No More ‘All About That Bass’ Parodies, Please

3 minute read

Last week, NASA’s interns produced a parody of Meghan Trainor’s “All About That Bass” entitled, naturally, “All About That Space.” This followed on the heels of a Star Wars-themed spin on Trainor’s hit entitled “All About That Base,” a family’s Thanksgiving feast set to “All About That Baste,” and a fishing-centric revision entitled “All About That Bass.” (The difference, this time, comes from shortening the “a” in “bass.”)

Enough. These videos are so popular — the “All About That Baste” video has racked up more than 4 million views since Thanksgiving — that it’s reasonable to fear that “Meghan Trainor parody video” is a legitimate genre, at least for a few more months. And yet “All About That Bass” is already a parody of itself. To make a video spoofing it is to miss the point.

To be clear, parodies of hit songs are usually not-great. But there are particular qualities about “All About That Bass” that make it both unusually appealing to the would-be parodist, and unusually insurmountable. That the structure of the hook features repeated emphasis on two common words with a lot of sound-alikes (“bass” and “treble”) encourages amateur songwriters to pick two new common words and go from there. No further thought, it’d seem, is really required before shooting can begin.
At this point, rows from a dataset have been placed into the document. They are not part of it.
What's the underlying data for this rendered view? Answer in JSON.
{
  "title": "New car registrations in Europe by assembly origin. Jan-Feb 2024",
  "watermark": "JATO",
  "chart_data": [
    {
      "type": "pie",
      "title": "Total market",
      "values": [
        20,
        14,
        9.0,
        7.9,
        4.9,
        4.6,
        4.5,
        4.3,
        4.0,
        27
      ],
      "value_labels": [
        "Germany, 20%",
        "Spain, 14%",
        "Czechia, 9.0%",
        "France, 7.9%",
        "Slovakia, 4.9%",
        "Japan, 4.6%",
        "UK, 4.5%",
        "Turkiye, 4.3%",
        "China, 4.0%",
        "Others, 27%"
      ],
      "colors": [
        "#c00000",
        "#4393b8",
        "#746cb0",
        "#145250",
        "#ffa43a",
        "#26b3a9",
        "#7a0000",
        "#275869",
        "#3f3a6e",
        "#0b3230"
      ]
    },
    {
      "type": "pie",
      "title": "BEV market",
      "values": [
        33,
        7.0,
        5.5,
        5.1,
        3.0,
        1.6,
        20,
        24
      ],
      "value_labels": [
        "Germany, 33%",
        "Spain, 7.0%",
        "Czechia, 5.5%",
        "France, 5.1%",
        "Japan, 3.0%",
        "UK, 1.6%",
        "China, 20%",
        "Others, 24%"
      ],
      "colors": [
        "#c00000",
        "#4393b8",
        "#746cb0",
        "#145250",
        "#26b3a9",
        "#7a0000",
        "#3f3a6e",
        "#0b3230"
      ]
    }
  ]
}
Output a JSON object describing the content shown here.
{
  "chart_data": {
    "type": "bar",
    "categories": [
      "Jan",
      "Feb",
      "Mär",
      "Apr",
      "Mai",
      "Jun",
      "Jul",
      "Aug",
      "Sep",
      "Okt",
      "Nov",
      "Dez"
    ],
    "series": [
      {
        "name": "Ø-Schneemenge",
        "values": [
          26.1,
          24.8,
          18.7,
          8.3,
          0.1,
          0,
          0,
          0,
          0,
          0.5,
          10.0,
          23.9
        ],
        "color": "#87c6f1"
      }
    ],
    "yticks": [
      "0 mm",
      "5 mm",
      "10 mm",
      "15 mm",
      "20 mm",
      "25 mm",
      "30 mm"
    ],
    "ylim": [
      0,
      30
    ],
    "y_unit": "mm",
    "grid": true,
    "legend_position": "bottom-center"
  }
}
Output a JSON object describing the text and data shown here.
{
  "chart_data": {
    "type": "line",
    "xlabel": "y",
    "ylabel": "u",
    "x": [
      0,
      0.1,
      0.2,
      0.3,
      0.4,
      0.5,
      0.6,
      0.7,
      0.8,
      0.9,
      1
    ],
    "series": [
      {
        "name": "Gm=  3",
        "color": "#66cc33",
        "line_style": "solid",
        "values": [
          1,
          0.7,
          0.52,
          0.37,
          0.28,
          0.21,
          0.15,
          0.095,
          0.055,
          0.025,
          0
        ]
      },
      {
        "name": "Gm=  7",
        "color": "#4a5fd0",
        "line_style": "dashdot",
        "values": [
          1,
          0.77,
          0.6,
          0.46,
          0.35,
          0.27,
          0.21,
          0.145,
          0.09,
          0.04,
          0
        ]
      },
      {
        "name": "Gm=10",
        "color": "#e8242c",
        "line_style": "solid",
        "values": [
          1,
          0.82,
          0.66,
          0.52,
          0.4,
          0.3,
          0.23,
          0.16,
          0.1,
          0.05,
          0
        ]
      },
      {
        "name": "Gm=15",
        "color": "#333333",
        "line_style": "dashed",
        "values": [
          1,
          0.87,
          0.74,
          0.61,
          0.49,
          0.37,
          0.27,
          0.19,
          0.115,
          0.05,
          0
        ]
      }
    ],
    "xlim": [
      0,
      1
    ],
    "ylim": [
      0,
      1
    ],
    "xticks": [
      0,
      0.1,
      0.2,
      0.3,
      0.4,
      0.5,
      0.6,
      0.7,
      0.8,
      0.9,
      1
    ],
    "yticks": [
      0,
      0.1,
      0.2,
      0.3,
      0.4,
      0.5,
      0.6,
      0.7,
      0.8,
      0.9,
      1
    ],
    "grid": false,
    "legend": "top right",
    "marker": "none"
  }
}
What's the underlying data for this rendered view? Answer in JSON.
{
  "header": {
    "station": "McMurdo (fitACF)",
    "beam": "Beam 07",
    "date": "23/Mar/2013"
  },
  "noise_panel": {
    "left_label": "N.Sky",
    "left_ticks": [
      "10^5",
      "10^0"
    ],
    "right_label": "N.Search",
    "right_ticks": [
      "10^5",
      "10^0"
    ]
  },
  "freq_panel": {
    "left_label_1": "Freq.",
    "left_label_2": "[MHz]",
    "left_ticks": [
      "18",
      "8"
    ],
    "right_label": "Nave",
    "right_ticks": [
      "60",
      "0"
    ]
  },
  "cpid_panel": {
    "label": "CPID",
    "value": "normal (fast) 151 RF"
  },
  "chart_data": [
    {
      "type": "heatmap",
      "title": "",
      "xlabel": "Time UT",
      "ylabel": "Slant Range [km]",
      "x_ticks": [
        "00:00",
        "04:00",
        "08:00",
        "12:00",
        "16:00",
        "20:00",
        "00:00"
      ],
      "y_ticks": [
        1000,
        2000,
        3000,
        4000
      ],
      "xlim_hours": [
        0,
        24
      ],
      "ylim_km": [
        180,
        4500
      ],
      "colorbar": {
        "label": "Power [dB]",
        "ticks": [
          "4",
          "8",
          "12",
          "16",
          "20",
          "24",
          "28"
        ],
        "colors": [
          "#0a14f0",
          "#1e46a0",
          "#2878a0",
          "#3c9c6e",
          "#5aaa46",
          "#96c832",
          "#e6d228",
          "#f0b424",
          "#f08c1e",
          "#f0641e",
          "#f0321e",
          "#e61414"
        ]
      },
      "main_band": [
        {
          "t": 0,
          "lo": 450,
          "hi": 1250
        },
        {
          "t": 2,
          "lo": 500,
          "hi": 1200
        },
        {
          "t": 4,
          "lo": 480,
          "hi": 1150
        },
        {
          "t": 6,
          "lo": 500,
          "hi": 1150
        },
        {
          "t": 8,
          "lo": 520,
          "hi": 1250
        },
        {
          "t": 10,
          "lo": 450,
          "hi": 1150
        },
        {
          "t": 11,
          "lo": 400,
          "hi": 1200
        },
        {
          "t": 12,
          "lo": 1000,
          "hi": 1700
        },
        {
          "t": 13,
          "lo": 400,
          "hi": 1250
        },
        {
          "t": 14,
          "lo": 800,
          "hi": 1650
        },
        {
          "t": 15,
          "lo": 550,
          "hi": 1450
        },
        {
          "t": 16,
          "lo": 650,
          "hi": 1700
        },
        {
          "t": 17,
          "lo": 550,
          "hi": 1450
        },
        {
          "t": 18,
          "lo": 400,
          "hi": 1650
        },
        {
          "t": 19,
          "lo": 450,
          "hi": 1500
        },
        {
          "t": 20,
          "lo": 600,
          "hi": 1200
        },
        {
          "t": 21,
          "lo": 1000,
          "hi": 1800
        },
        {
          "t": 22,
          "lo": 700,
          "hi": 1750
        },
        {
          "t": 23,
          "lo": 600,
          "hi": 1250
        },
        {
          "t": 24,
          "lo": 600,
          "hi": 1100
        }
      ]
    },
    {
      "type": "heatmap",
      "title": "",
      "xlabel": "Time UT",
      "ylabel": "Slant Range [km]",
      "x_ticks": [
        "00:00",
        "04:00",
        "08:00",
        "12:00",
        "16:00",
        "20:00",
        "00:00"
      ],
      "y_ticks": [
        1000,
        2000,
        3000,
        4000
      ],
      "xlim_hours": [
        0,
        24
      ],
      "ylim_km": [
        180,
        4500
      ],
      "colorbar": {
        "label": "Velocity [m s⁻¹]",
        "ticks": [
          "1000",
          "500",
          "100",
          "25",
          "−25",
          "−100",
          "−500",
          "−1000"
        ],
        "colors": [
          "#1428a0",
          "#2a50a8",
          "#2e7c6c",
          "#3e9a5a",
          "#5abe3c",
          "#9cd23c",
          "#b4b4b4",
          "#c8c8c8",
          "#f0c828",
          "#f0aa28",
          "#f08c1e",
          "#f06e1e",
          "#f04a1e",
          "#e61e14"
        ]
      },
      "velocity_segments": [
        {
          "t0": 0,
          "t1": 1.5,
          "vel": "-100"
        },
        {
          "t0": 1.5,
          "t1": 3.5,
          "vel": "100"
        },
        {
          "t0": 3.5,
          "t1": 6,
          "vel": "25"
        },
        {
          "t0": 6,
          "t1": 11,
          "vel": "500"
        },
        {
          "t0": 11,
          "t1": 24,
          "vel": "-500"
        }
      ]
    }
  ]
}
Except the very reason “All About That Bass” seems parody-ready is also why its parodies are so irritating. Given the volume of words in the English language that can be substituted for “bass” and “treble” in the song’s hook, and the number of things it can seem “pretty clear” one is not in the first verse, and so on, the parody must justify its existence with an unusually high level of wit. A parody of something technically complex can get by on sheer audacity alone; “Bass,” so uncomplicated that it’s basically a nursery rhyme set to music, lends itself easily to rewritings, but those rewritings are deeply unrewarding. Oh, right, the listener thinks. I guess “space” does rhyme with “bass.”

Then there’s the matter of particular technical qualities of “Bass.” The song works, if it does at all, because of Trainor’s impassioned delivery. She’s not an Adele-caliber vocalist, but, to her credit, she delivers each line with unabashed energy. Because the structure of the song is so ploddingly by-the-numbers, anything less of a Trainorian effort will make the singer sound as if they’re being forced to perform against their will.

Similarly, to change the subject matter from Trainor’s tricky tightrope walk (mocking “skinny bitches” while still urging body positivity for all) necessitates replacing it with something equally complex. Given the wild popularity of “Bass,” it’s very easy to assume that just swapping out words will make for a song that’s interesting and coherent. But the parodies take something at least interesting for a single listen and make it into a list of words used in Star Wars or bass fishing.

There’s an argument to be made that to parody “All About That Bass” is to elide its central point about body-positivity, silencing Trainor, but the ersatz Trainor videos out there aren’t offensive. They’re just trite. Listeners have spent enough time with “Bass” to write their own version, but completely misunderstand why the song worked. They should leave the Meghan Trainor parodies to the person who parodies Meghan Trainor better than anyone: Meghan Trainor.